Cada principio de semestre me pasa lo mismo. Preparo mis clases en la universidad, hago mis mejores esfuerzos por transmitir con claridad y cómo hacer que los estudiantes sean participantes activos de la clase. Mi principal desafío, todos los años, suele ser el mismo: sacar a los estudiantes de la idea de que las decisiones se resuelven con un cuadro de doble entrada que te dice qué hacer en cada momento o de respuestas mágicas. Evidente spoiler-alert: no existe tal cuadro. A los problemas complejos no les podemos pedir respuestas simples. Si tomar decisiones fuera tan simple, todos lo haríamos bien y es una tarea sumamente difícil.

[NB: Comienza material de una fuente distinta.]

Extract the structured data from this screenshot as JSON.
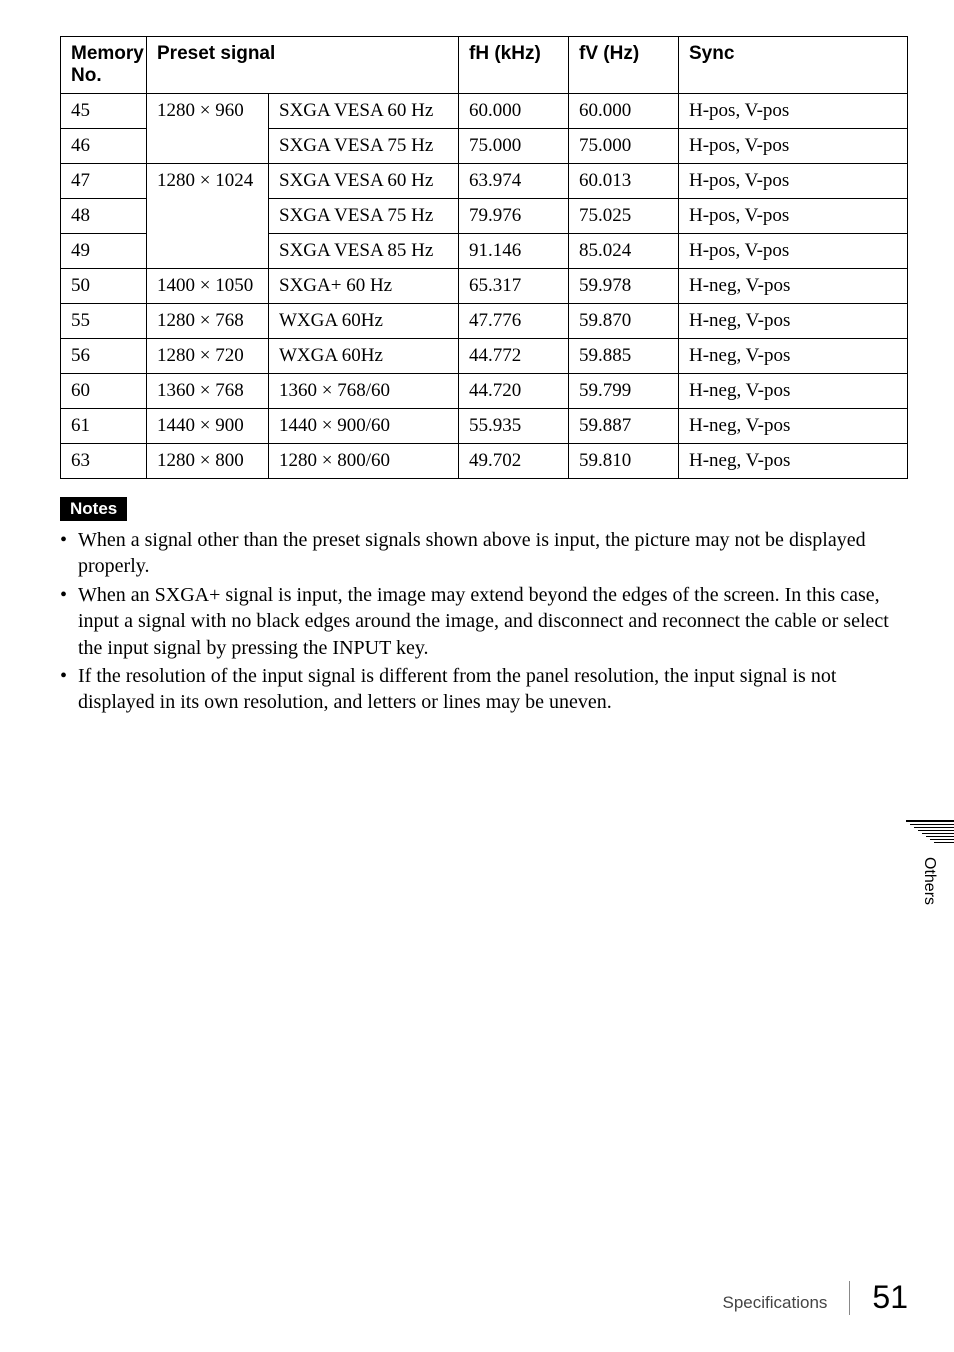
{
  "table": {
    "headers": {
      "memory": "Memory No.",
      "preset": "Preset signal",
      "fh": "fH (kHz)",
      "fv": "fV (Hz)",
      "sync": "Sync"
    },
    "rows": [
      {
        "no": "45",
        "res": "1280 × 960",
        "sig": "SXGA VESA 60 Hz",
        "fh": "60.000",
        "fv": "60.000",
        "sync": "H-pos, V-pos",
        "span": 2,
        "show_res": true
      },
      {
        "no": "46",
        "res": "",
        "sig": "SXGA VESA 75 Hz",
        "fh": "75.000",
        "fv": "75.000",
        "sync": "H-pos, V-pos",
        "span": 0,
        "show_res": false
      },
      {
        "no": "47",
        "res": "1280 × 1024",
        "sig": "SXGA VESA 60 Hz",
        "fh": "63.974",
        "fv": "60.013",
        "sync": "H-pos, V-pos",
        "span": 3,
        "show_res": true
      },
      {
        "no": "48",
        "res": "",
        "sig": "SXGA VESA 75 Hz",
        "fh": "79.976",
        "fv": "75.025",
        "sync": "H-pos, V-pos",
        "span": 0,
        "show_res": false
      },
      {
        "no": "49",
        "res": "",
        "sig": "SXGA VESA 85 Hz",
        "fh": "91.146",
        "fv": "85.024",
        "sync": "H-pos, V-pos",
        "span": 0,
        "show_res": false
      },
      {
        "no": "50",
        "res": "1400 × 1050",
        "sig": "SXGA+ 60 Hz",
        "fh": "65.317",
        "fv": "59.978",
        "sync": "H-neg, V-pos",
        "span": 1,
        "show_res": true
      },
      {
        "no": "55",
        "res": "1280 × 768",
        "sig": "WXGA 60Hz",
        "fh": "47.776",
        "fv": "59.870",
        "sync": "H-neg, V-pos",
        "span": 1,
        "show_res": true
      },
      {
        "no": "56",
        "res": "1280 × 720",
        "sig": "WXGA 60Hz",
        "fh": "44.772",
        "fv": "59.885",
        "sync": "H-neg, V-pos",
        "span": 1,
        "show_res": true
      },
      {
        "no": "60",
        "res": "1360 × 768",
        "sig": "1360 × 768/60",
        "fh": "44.720",
        "fv": "59.799",
        "sync": "H-neg, V-pos",
        "span": 1,
        "show_res": true
      },
      {
        "no": "61",
        "res": "1440 × 900",
        "sig": "1440 × 900/60",
        "fh": "55.935",
        "fv": "59.887",
        "sync": "H-neg, V-pos",
        "span": 1,
        "show_res": true
      },
      {
        "no": "63",
        "res": "1280 × 800",
        "sig": "1280 × 800/60",
        "fh": "49.702",
        "fv": "59.810",
        "sync": "H-neg, V-pos",
        "span": 1,
        "show_res": true
      }
    ]
  },
  "notes": {
    "badge": "Notes",
    "items": [
      "When a signal other than the preset signals shown above is input, the picture may not be displayed properly.",
      "When an SXGA+ signal is input, the image may extend beyond the edges of the screen. In this case, input a signal with no black edges around the image, and disconnect and reconnect the cable or select the input signal by pressing the INPUT key.",
      "If the resolution of the input signal is different from the panel resolution, the input signal is not displayed in its own resolution, and letters or lines may be uneven."
    ]
  },
  "side_tab": "Others",
  "footer": {
    "label": "Specifications",
    "page": "51"
  }
}
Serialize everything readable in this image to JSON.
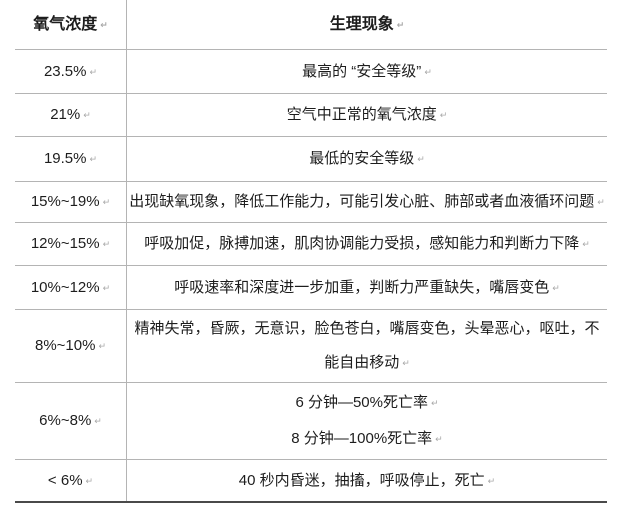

Sin embargo, solemos caer en esa trampa. Tener respuestas simples y propuestas salvadoras es lo que nos gusta y, contrariamente a la realidad, cualquier otra cosa suena a desconocimiento. Queremos respuestas que nos calcen como pieza de puzzle a las preguntas complejas que son multicausales.
Basta con darse una vuelta por una librería: “las 10 claves del éxito”, “los 20 pasos para ser feliz”, “los 30 hábitos de las personas eficientes”. A pesar de ser plenamente conscientes de que la vida es sumamente complicada, buscamos recetas simples que aplicar a los grandes problemas.
La falacia narrativa, concepto introducido por el filósofo y estadístico Nassim Taleb, ocurre cuando proyectamos lo que esperamos del futuro en base a historias (generalmente dudosas y subjetivas) del pasado, como intento de dar sentido al mundo. Estas historias explicativas cuanto más convincentes, son más simples y concretas, centrándose en unos pocos acontecimientos. Es por eso que nos dan mayor significación: al éxito, al fracaso, al talento, a la estupidez y a las intenciones. Los humanos constantemente nos engañamos construyendo explicaciones endebles del pasado que creemos verdaderas para poder construir un relato y, así, sentir certidumbre de lo que puede pasar.
Esto se potencia con otro sesgo cognitivo que es el efecto halo, que consiste en inferir destrezas, capacidades o atributos de una persona o de una cierta circunstancia, a partir de la primera impresión que tenemos de ésta. Esto contribuye a que nuestras narraciones explicativas sean simples y coherentes, exagerando la consistencia de nuestras evaluaciones: la buena gente sólo hace cosas buenas y las malas solo hace cosas malas. Y tendemos a presuponer que los expertos reconocidos en un área, pueden opinar con igual propiedad de los demás temas.
Cualquier inconsistencia reduce la sencillez y la claridad de nuestro pensamiento, lo que se ve potenciado en un contexto histórico de redes sociales, donde titulares en 280 caracteres y una foto son el centro de un mensaje.
Tendemos a construimos la mejor historia posible partiendo de la información disponible y si la historia es buena, la creemos. Porque es más fácil construir una historia coherente cuando nuestro conocimiento es escaso. Nuestra consoladora convicción de que el mundo tiene sentido descansa sobre un fundamento seguro: nuestra capacidad casi ilimitada para ignorar nuestra ignorancia.
Entender cómo funciona el mundo da trabajo. Tomar decisiones y, ni que hablar, opinar con rigurosidad, no resiste procesos abreviados.